The people is every country's greatest resource. In the past, and many places also at present, the pregnant mother, the moment of birth and the baby child have been neglected. It is considered irresponsible not to insure valuables and assets. Why is it so difficult to ensure that "Safe Motherhood" is realized on a global scale. We have relied too long on the ancient craft of the midwife, and neglected the art and science of that vital profession.
These are excerpts from letters written in the 1920s to the Maternal Health Care office in Oslo:
"I I am 38 years old. I have had 12 children, the last 3 of which were aborted".
"I have been married for 8 years and have had 7 children"
I have had 19 children in 20 years. Six of them died. The last one was allowed to live".
Today, Norway has almost abolished maternity deaths. But many other countries have a long way to go.
Norway is in the fortunate position that parents may take one full year leave of absence with 80 per cent pay.
But to most parents in this world, our success and our policy will sound almost insulting, - irrelevant to their daily struggle for survival and for providing for a growing family.
Many countries are where we were in the 1920s. And many governments seem unable or unwilling to change policies, and to put people first.
There is a need for international solidarity to cushion the negative impact of poverty. But why, in the light of what we know, are the military budgets still senselessly high in a number of countries? In the fifties, already, President Eisenhower said: "every gun that is fired, every warship launched, every rocket fired signifies, in the final sense a theft from those who are not fed". Today we must see, and act on the fact, that the future lies, not in arming, but in educating - a healthy population.
Infant mortality and perinatal death serve as a measure of the general health of a population, and as a measure of the prospects for its future. Nations can hardly make a more sound investment that strengthening prenatal care, basic health services, obstretical services, and - ultimately education. Such investment is a yardstick by which human progress can be measured. The tragedy of it is that most of these services are affordable and yet not attainable, for all those who need them.
We can afford them in developed countries, and the poor countries can do two basic things: One: They redirect resources towards heath services and education away from military or conspicuous spending, and two: they should expect support from the international community through international redistribution.
I say so with confidence since Norway maintains a development aid of about 1 per cent of our gross domestic product, a large share of which goes to poverty alleviation, health services and basic education.

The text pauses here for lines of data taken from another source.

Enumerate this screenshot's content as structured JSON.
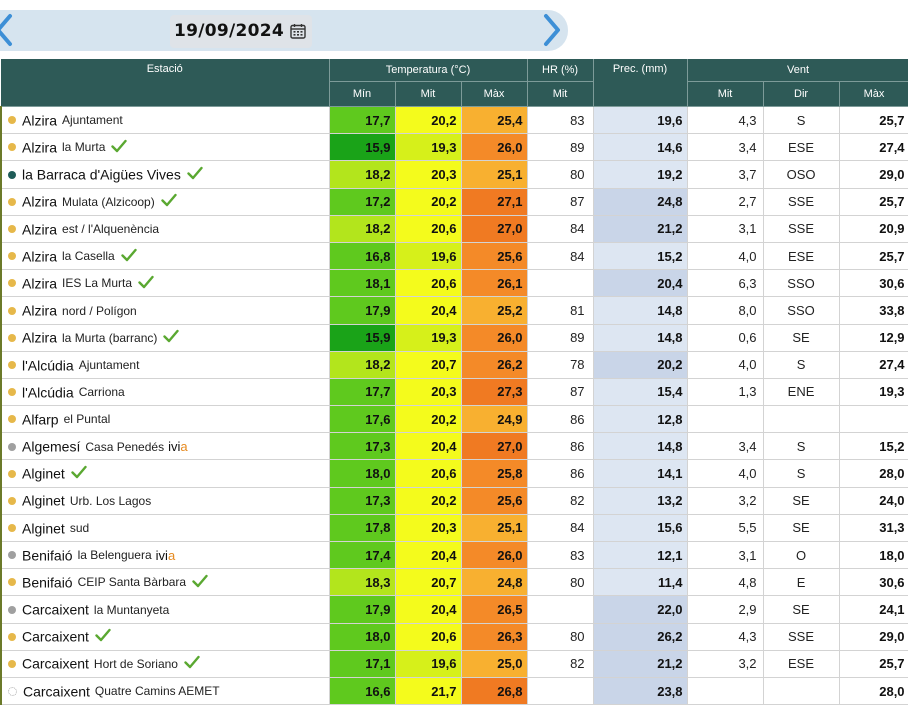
{
  "date": "19/09/2024",
  "headers": {
    "station": "Estació",
    "temperature": "Temperatura (°C)",
    "hr": "HR (%)",
    "prec": "Prec. (mm)",
    "wind": "Vent",
    "t_min": "Mín",
    "t_mit": "Mit",
    "t_max": "Màx",
    "hr_mit": "Mit",
    "w_mit": "Mit",
    "w_dir": "Dir",
    "w_max": "Màx"
  },
  "colors": {
    "header_bg": "#2e5a57",
    "min_light": "#5fc91e",
    "min_dark": "#1aa318",
    "min_yellowgreen": "#b3e51c",
    "mit_yellow": "#f4fb1c",
    "mit_lime": "#d6f01a",
    "max_orange_light": "#f8b030",
    "max_orange": "#f48a28",
    "max_orange_dark": "#f07a22",
    "prec_light": "#dde6f2",
    "prec_mid": "#c9d5e8",
    "dot_yellow": "#e6b84a",
    "dot_gray": "#a0a0a0",
    "dot_teal": "#1f5c58"
  },
  "rows": [
    {
      "name": "Alzira",
      "sub": "Ajuntament",
      "dot": "yellow",
      "check": false,
      "ivia": false,
      "min": "17,7",
      "mit": "20,2",
      "max": "25,4",
      "hr": "83",
      "prec": "19,6",
      "wmit": "4,3",
      "wdir": "S",
      "wmax": "25,7"
    },
    {
      "name": "Alzira",
      "sub": "la Murta",
      "dot": "yellow",
      "check": true,
      "ivia": false,
      "min": "15,9",
      "mit": "19,3",
      "max": "26,0",
      "hr": "89",
      "prec": "14,6",
      "wmit": "3,4",
      "wdir": "ESE",
      "wmax": "27,4"
    },
    {
      "name": "la Barraca d'Aigües Vives",
      "sub": "",
      "dot": "teal",
      "check": true,
      "ivia": false,
      "min": "18,2",
      "mit": "20,3",
      "max": "25,1",
      "hr": "80",
      "prec": "19,2",
      "wmit": "3,7",
      "wdir": "OSO",
      "wmax": "29,0"
    },
    {
      "name": "Alzira",
      "sub": "Mulata (Alzicoop)",
      "dot": "yellow",
      "check": true,
      "ivia": false,
      "min": "17,2",
      "mit": "20,2",
      "max": "27,1",
      "hr": "87",
      "prec": "24,8",
      "wmit": "2,7",
      "wdir": "SSE",
      "wmax": "25,7"
    },
    {
      "name": "Alzira",
      "sub": "est / l'Alquenència",
      "dot": "yellow",
      "check": false,
      "ivia": false,
      "min": "18,2",
      "mit": "20,6",
      "max": "27,0",
      "hr": "84",
      "prec": "21,2",
      "wmit": "3,1",
      "wdir": "SSE",
      "wmax": "20,9"
    },
    {
      "name": "Alzira",
      "sub": "la Casella",
      "dot": "yellow",
      "check": true,
      "ivia": false,
      "min": "16,8",
      "mit": "19,6",
      "max": "25,6",
      "hr": "84",
      "prec": "15,2",
      "wmit": "4,0",
      "wdir": "ESE",
      "wmax": "25,7"
    },
    {
      "name": "Alzira",
      "sub": "IES La Murta",
      "dot": "yellow",
      "check": true,
      "ivia": false,
      "min": "18,1",
      "mit": "20,6",
      "max": "26,1",
      "hr": "",
      "prec": "20,4",
      "wmit": "6,3",
      "wdir": "SSO",
      "wmax": "30,6"
    },
    {
      "name": "Alzira",
      "sub": "nord / Polígon",
      "dot": "yellow",
      "check": false,
      "ivia": false,
      "min": "17,9",
      "mit": "20,4",
      "max": "25,2",
      "hr": "81",
      "prec": "14,8",
      "wmit": "8,0",
      "wdir": "SSO",
      "wmax": "33,8"
    },
    {
      "name": "Alzira",
      "sub": "la Murta (barranc)",
      "dot": "yellow",
      "check": true,
      "ivia": false,
      "min": "15,9",
      "mit": "19,3",
      "max": "26,0",
      "hr": "89",
      "prec": "14,8",
      "wmit": "0,6",
      "wdir": "SE",
      "wmax": "12,9"
    },
    {
      "name": "l'Alcúdia",
      "sub": "Ajuntament",
      "dot": "yellow",
      "check": false,
      "ivia": false,
      "min": "18,2",
      "mit": "20,7",
      "max": "26,2",
      "hr": "78",
      "prec": "20,2",
      "wmit": "4,0",
      "wdir": "S",
      "wmax": "27,4"
    },
    {
      "name": "l'Alcúdia",
      "sub": "Carriona",
      "dot": "yellow",
      "check": false,
      "ivia": false,
      "min": "17,7",
      "mit": "20,3",
      "max": "27,3",
      "hr": "87",
      "prec": "15,4",
      "wmit": "1,3",
      "wdir": "ENE",
      "wmax": "19,3"
    },
    {
      "name": "Alfarp",
      "sub": "el Puntal",
      "dot": "yellow",
      "check": false,
      "ivia": false,
      "min": "17,6",
      "mit": "20,2",
      "max": "24,9",
      "hr": "86",
      "prec": "12,8",
      "wmit": "",
      "wdir": "",
      "wmax": ""
    },
    {
      "name": "Algemesí",
      "sub": "Casa Penedés",
      "dot": "gray",
      "check": false,
      "ivia": true,
      "min": "17,3",
      "mit": "20,4",
      "max": "27,0",
      "hr": "86",
      "prec": "14,8",
      "wmit": "3,4",
      "wdir": "S",
      "wmax": "15,2"
    },
    {
      "name": "Alginet",
      "sub": "",
      "dot": "yellow",
      "check": true,
      "ivia": false,
      "min": "18,0",
      "mit": "20,6",
      "max": "25,8",
      "hr": "86",
      "prec": "14,1",
      "wmit": "4,0",
      "wdir": "S",
      "wmax": "28,0"
    },
    {
      "name": "Alginet",
      "sub": "Urb. Los Lagos",
      "dot": "yellow",
      "check": false,
      "ivia": false,
      "min": "17,3",
      "mit": "20,2",
      "max": "25,6",
      "hr": "82",
      "prec": "13,2",
      "wmit": "3,2",
      "wdir": "SE",
      "wmax": "24,0"
    },
    {
      "name": "Alginet",
      "sub": "sud",
      "dot": "yellow",
      "check": false,
      "ivia": false,
      "min": "17,8",
      "mit": "20,3",
      "max": "25,1",
      "hr": "84",
      "prec": "15,6",
      "wmit": "5,5",
      "wdir": "SE",
      "wmax": "31,3"
    },
    {
      "name": "Benifaió",
      "sub": "la Belenguera",
      "dot": "gray",
      "check": false,
      "ivia": true,
      "min": "17,4",
      "mit": "20,4",
      "max": "26,0",
      "hr": "83",
      "prec": "12,1",
      "wmit": "3,1",
      "wdir": "O",
      "wmax": "18,0"
    },
    {
      "name": "Benifaió",
      "sub": "CEIP Santa Bàrbara",
      "dot": "yellow",
      "check": true,
      "ivia": false,
      "min": "18,3",
      "mit": "20,7",
      "max": "24,8",
      "hr": "80",
      "prec": "11,4",
      "wmit": "4,8",
      "wdir": "E",
      "wmax": "30,6"
    },
    {
      "name": "Carcaixent",
      "sub": "la Muntanyeta",
      "dot": "gray",
      "check": false,
      "ivia": false,
      "min": "17,9",
      "mit": "20,4",
      "max": "26,5",
      "hr": "",
      "prec": "22,0",
      "wmit": "2,9",
      "wdir": "SE",
      "wmax": "24,1"
    },
    {
      "name": "Carcaixent",
      "sub": "",
      "dot": "yellow",
      "check": true,
      "ivia": false,
      "min": "18,0",
      "mit": "20,6",
      "max": "26,3",
      "hr": "80",
      "prec": "26,2",
      "wmit": "4,3",
      "wdir": "SSE",
      "wmax": "29,0"
    },
    {
      "name": "Carcaixent",
      "sub": "Hort de Soriano",
      "dot": "yellow",
      "check": true,
      "ivia": false,
      "min": "17,1",
      "mit": "19,6",
      "max": "25,0",
      "hr": "82",
      "prec": "21,2",
      "wmit": "3,2",
      "wdir": "ESE",
      "wmax": "25,7"
    },
    {
      "name": "Carcaixent",
      "sub": "Quatre Camins AEMET",
      "dot": "none",
      "check": false,
      "ivia": false,
      "min": "16,6",
      "mit": "21,7",
      "max": "26,8",
      "hr": "",
      "prec": "23,8",
      "wmit": "",
      "wdir": "",
      "wmax": "28,0"
    }
  ],
  "ivia_label_i": "ivi",
  "ivia_label_a": "a"
}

It is a moral obligation to care and to share. Across borders, across generations. We have the knowledge and the combined resources to eradicate most challenges to mother and child. By what means or argument can we defend not doing so?
So let the torch go forth, from this Congress,
- to your home countries,
- to your clinics and colleagues,
- to your minister's of health, finance and indeed the whole cabinet, to all those who are accountable.
You are the custodians of hope, but you cannot walk alone.
- You need tangible political support, not for your own sake, but for humanity's sake. Yes, we are all accountable.
If we lay our ears to the ground, and listen to the yet unborn millions, who will inherit and inhabit this one earth we will hear a song of freedom and equality.
We hear the tide of generations yet unborn , and we know, in our hearts, that this world must and can become a fair and equitable place.